Ponho folhas e haste, e se me ajudardes, Senhor, mesmo planta de acaso, solitária, dou espigas e devolvo em muitos grãos o grão inicial, salvo por milagre, que a terra fecundou.
Sou a planta primária da lavoura.
Não me pertence a hierarquia tradicional do trigo e de mim não se faz o pão alvo universal.
O Justo não me consagrou Pão de Vida, nem lugar me foi dado nos altares.
Sou apenas o alimento forte e substancial dos que trabalham a terra, onde não vinga o trigo nobre.
Sou de origem obscura e de ascendência pobre, alimento de rústicos e animais do jugo.
Quando os deuses da Hélade corriam pelos bosques, coroados de rosas e de espigas, quando os hebreus iam em longas caravanas buscar na terra do Egito o trigo dos Faraós, quando Rute respigava cantando nas searas de Boaz e Jesus abençoava os trigais maduros, eu era apenas o bro nativo das tabas ameríndias.
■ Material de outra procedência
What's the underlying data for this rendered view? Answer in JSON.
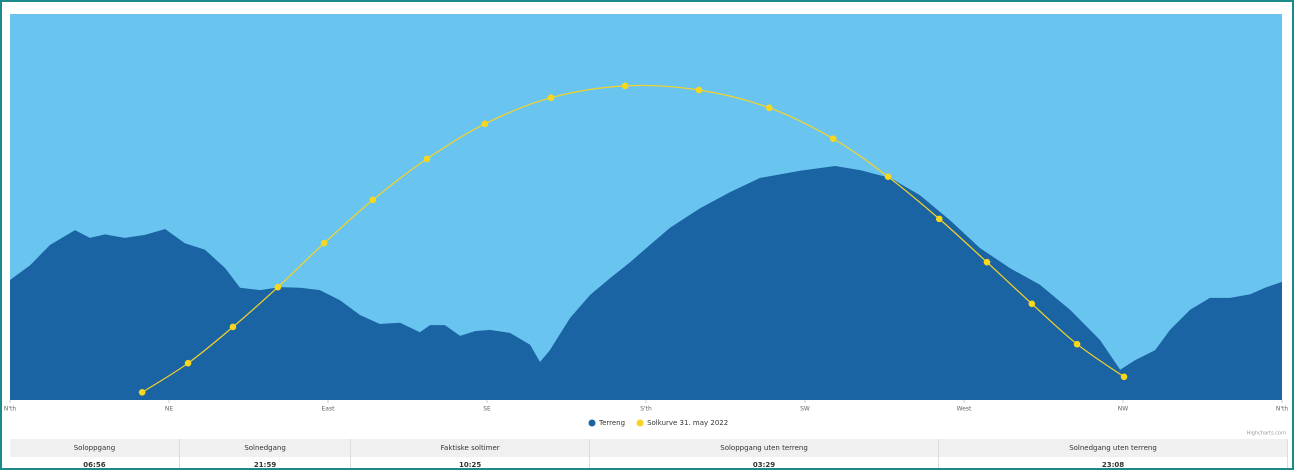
{
  "chart_data": {
    "type": "area",
    "xlim": [
      0,
      360
    ],
    "ylim": [
      0,
      65
    ],
    "xticks": [
      {
        "value": 0,
        "label": "N'th"
      },
      {
        "value": 45,
        "label": "NE"
      },
      {
        "value": 90,
        "label": "East"
      },
      {
        "value": 135,
        "label": "SE"
      },
      {
        "value": 180,
        "label": "S'th"
      },
      {
        "value": 225,
        "label": "SW"
      },
      {
        "value": 270,
        "label": "West"
      },
      {
        "value": 315,
        "label": "NW"
      },
      {
        "value": 360,
        "label": "N'th"
      }
    ],
    "legend": "bottom",
    "credits": "Highcharts.com",
    "series": [
      {
        "name": "Terreng",
        "type": "area",
        "color": "#1b64a4",
        "x": [
          0,
          5.7,
          11.3,
          18.4,
          22.6,
          26.9,
          32.5,
          38.2,
          43.9,
          49.5,
          55.2,
          60.9,
          65.1,
          70.8,
          76.4,
          82.1,
          87.7,
          93.4,
          99.1,
          104.7,
          110.4,
          116.0,
          118.9,
          123.1,
          127.4,
          131.6,
          135.8,
          141.5,
          147.2,
          150.0,
          152.8,
          158.5,
          164.2,
          169.8,
          175.5,
          181.1,
          186.8,
          195.3,
          203.8,
          212.3,
          223.6,
          233.5,
          240.6,
          249.1,
          257.5,
          266.0,
          274.5,
          283.0,
          291.5,
          300.0,
          308.5,
          314.2,
          318.4,
          324.1,
          328.3,
          334.0,
          339.6,
          345.3,
          351.0,
          355.2,
          360
        ],
        "values": [
          20.2,
          22.7,
          26.1,
          28.6,
          27.3,
          27.9,
          27.3,
          27.8,
          28.8,
          26.4,
          25.3,
          22.2,
          18.9,
          18.5,
          19.0,
          18.9,
          18.5,
          16.8,
          14.3,
          12.8,
          13.0,
          11.4,
          12.6,
          12.6,
          10.8,
          11.6,
          11.8,
          11.3,
          9.3,
          6.4,
          8.4,
          13.8,
          17.7,
          20.5,
          23.2,
          26.1,
          29.0,
          32.3,
          35.0,
          37.4,
          38.6,
          39.4,
          38.7,
          37.4,
          34.5,
          30.3,
          25.6,
          22.2,
          19.4,
          15.2,
          10.1,
          5.1,
          6.7,
          8.4,
          11.8,
          15.2,
          17.2,
          17.2,
          17.8,
          18.9,
          19.9
        ]
      },
      {
        "name": "Solkurve 31. may 2022",
        "type": "line",
        "color": "#f5d327",
        "x": [
          37.4,
          50.4,
          63.1,
          75.8,
          88.9,
          102.7,
          118.0,
          134.4,
          153.1,
          174.1,
          195.0,
          214.9,
          233.0,
          248.5,
          263.0,
          276.5,
          289.2,
          302.0,
          315.3
        ],
        "values": [
          1.3,
          6.2,
          12.3,
          19.0,
          26.4,
          33.7,
          40.6,
          46.5,
          50.9,
          52.9,
          52.2,
          49.2,
          44.0,
          37.6,
          30.5,
          23.2,
          16.2,
          9.4,
          3.9
        ]
      }
    ]
  },
  "table": {
    "headers": [
      "Soloppgang",
      "Solnedgang",
      "Faktiske soltimer",
      "Soloppgang uten terreng",
      "Solnedgang uten terreng"
    ],
    "rows": [
      [
        "06:56",
        "21:59",
        "10:25",
        "03:29",
        "23:08"
      ]
    ]
  }
}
Fui o angu pesado e constante do escravo na exaustão do eito.
Sou a broa grosseira e modesta do pequeno sitiante.
Sou a farinha econômica do proletário.
Sou a polenta do imigrante e a miga dos que começam a vida em terra estranha.
Alimento de porcos e do triste mu de carga.
O que me planta não levanta comércio, nem avantaja dinheiro.
Sou apenas a fartura generosa e despreocupada dos paióis.
Sou o cocho abastecido onde rumina o gado.
Sou o canto festivo dos galos na glória do dia que amanhece.
Sou o cacarejo alegre das poedeiras à volta dos seus ninhos.
Sou a pobreza vegetal agradecida a Vós, Senhor,
que me fizestes necessário e humilde.
Sou o milho..

Um comentário:

É muito bom ler outras pessoas participando aqui mas, por favor, eu também quero comentar: retirem a verificação de palavras do blogue de vocês!
Obrigada!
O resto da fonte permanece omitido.